AOC Minervois sits on the western side of the Languedoc Roussillon. The top vineyards in the region all have elevation – some, like in the foothills of the Montagne Noire (where Hegarty Chamans is situated), have slightly cooler conditions than on the baking flat plains below.
Since taking on the vineyards in 2002, John and Philippa have wanted to curate a biodynamic safe-haven free from any chemical farming to support the thriving biodiversity. The fact that the vineyards are completely surrounded by forests and are on the slopes above the flat plains of more commercial high-yielding vineyards means they are protected from any chemical spray drift.
Philippa and John experimented with yields and found cropping down to 25 hectolitres per hectare brought the quality they were looking for from the vineyard. As a comparison, Bordeaux typically crops at 40 hectolitres per hectare. The vineyards were certified organic in 2005 and became Demeter approved in 2010.
The four winds (Cers, Marin, Tramontane and L’autan) blow around the amphitheatre that the Chamans vineyard sits in and are a strong factor in shaping the wines' profile.
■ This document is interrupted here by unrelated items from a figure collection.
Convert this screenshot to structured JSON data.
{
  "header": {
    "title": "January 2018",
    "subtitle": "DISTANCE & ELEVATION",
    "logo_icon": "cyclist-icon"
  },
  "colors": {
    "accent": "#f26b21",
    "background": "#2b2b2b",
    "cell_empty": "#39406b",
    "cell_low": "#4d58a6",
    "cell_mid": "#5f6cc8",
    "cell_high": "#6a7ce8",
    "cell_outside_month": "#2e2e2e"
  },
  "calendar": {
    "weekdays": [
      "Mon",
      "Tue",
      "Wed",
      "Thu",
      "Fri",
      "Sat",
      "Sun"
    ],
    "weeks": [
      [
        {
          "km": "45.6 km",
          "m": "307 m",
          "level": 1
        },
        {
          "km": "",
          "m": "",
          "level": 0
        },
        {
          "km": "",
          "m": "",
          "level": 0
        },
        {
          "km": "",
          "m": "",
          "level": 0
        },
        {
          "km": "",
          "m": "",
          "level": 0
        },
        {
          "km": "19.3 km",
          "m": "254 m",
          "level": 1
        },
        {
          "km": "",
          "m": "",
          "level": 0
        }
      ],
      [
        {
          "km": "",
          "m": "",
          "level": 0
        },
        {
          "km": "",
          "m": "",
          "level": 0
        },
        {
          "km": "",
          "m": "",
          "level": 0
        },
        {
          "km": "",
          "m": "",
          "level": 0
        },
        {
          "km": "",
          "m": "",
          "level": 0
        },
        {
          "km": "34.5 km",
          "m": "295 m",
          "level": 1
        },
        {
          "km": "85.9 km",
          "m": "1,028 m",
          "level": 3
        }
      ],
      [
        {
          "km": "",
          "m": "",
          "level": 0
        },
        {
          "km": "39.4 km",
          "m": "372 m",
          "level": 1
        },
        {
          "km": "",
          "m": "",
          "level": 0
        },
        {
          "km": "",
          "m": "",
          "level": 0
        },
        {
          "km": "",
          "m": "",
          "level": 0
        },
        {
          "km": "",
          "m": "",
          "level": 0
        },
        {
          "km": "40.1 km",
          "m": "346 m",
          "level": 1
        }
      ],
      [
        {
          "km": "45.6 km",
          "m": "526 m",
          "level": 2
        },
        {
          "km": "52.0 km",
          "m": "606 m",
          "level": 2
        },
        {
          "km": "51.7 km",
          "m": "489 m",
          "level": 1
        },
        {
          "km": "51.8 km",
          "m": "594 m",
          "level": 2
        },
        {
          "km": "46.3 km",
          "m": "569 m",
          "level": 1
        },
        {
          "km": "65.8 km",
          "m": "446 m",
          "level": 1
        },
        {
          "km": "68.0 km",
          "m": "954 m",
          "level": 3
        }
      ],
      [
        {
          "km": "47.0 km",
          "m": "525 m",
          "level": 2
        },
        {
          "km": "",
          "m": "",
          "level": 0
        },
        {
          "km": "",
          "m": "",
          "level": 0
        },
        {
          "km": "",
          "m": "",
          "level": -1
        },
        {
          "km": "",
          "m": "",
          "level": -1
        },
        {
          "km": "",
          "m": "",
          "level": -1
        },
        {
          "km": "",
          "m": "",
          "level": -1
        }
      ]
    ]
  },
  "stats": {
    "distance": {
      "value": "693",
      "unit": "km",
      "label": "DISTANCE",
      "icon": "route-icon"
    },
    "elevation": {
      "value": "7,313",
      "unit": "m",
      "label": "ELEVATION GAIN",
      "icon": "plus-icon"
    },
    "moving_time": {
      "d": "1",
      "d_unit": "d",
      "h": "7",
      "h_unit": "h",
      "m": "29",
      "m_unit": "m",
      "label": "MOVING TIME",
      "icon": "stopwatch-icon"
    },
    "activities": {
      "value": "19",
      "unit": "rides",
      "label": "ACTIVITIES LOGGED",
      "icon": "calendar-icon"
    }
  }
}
Winds help dry moisture off the grapes helping to prevent disease and the surrounding woods create a natural windbreak for the vines.
Their property is situated within a nature reserve which has been protected since the early 2000s and means that the forests that help support the biodiversity of the vineyards cannot be felled and building development is severely restricted.
There are influences of the garrigue (scrubby bushes, fragrant wild thyme, juniper, lavender and fennel) which are rich in aromatic oils that leach into the limestone soils and these aromas can be found in these wines.
Animals are a fundamental element in the biodiversity at Hegarty Chamans. The estate raises a small flock of sheep which eliminates the weeds that grow between the vines and provides a natural fertiliser, supplemented by other organic manures. They also practice beekeeping, to preserve pollination. They also prepare their own composts which are energised using specific biodynamic preparations. After spreading on agricultural soils, they encourage microbiological life and the mineral and organic richness which are at the source of the expression of their terroir found in the wines.